Sunday, October 6, 2013

The Preon Model as a Possible Application for Relativistic Kinematical Forces

A few days ago I read an article in the November 2012 Scientific American, by Don Lincoln of Fermilab, "The Inner Life of Quarks," that describes arguments that quarks and leptons are not themselves fundamental, but rather are made up of more fundamental objects named "preons."  The fact that leptons and quarks come in three known "families", with a hierarchy of increasing mass across them, and where the members of  heavier families decay rapidly into the equivalent members of the lightest family, suggests the more-massive families' members are just excited forms of the lightest. Since it is difficult to see how a truly fundamental object can have excited states, more fundamental constituents seem likely.

In the preon model described in the article, which is said to be only one of several that have been put forward, there are two different fundamental preons, termed the "plus (+)" and the "zero (0)", along with their antiparticles.  The plus and its antiparticle have electrical charge, while the zero and its antiparticle do not.
The gluons that are the carriers of the strong force are also composite objects made of the same set of preons.

Lincoln writes and illustrates that the preon model does a good job of representing the known hierarchy of the various families of quarks and leptons and their associated bosonic force particles.  But, according to the article, there is a fundamental problem with the preon model: because the masses of the leptons and quarks are already established, there is no room in it to accommodate the masses of force carrying particles needed to bind like-charged preons into the various charged quarks and leptons.  For example, gluons in the Standard Model account for most of the proton mass, while the up and down quarks are quite light comparatively.  Particles to bind preons with similar charges as quarks would need to be at least as massive as the gluons, and so would lead to larger quark masses than observed. This is where the anti-centrifugal force of the Thomas precession can help.  It provides a mechanism for overcoming electrostatic repulsion that does not require mediation by massive force-carrying particles.  It is simply a kinematical necessity of
charged particles and electrostatic forces existing in flat Minkowski spacetime.

The anti-centrifugal force of the Thomas precession and its apparent manifestation in Maxwell-Lorentz electrodynamics, as the magnetic force on a relativistic charge moving in the magnetic field created by a Coulomb-accelerating relativstic charge, and how Coulomb repulsion is overcome at extremely small interparticle separations, is described in my arxiv paper http://arxiv.org/abs/1108.4343.  I often call this force the strong magnetic force.

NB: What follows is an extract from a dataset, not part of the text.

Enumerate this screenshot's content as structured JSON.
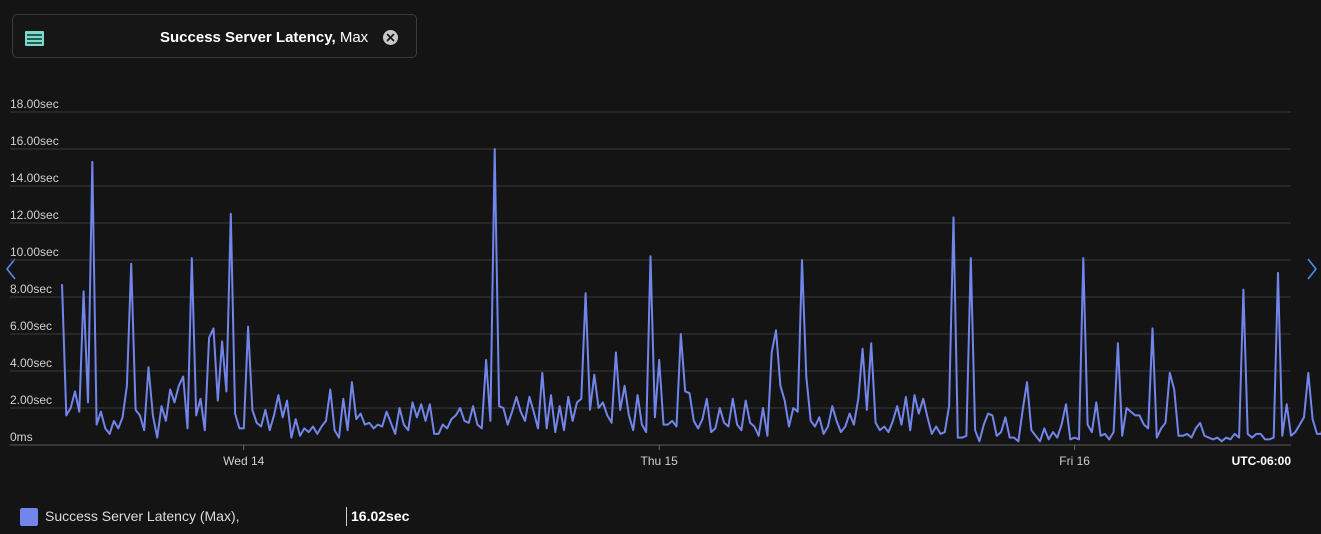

Remarkably, application at the scale of the preon model solves a problem I have been having with trying to apply the strong magnetic force directly as binding ultra-relativstic quarks into nucleons without reference to gluons.  This nucleon model is similar to the MIT Bag Model and so is not completely without precedent.  However, apart from being directly contradictory to the now very well established Standard Model, I have not obtained that it is strong enough to bind as large an object as a nucleon.  I get that the strong magnetic force overcomes Coulomb repulsion at a separation that is about one one-hundredth of the measured size of the proton.  This would seem indeed to make it a better candidate to bind preons into quarks, than to bind quarks into nucleons.  Even more remarkably, here it seems the strong magnetic force need not contradict any established physics, and its lack of need for force carrying particles is an essential characteristic for making the preon model work.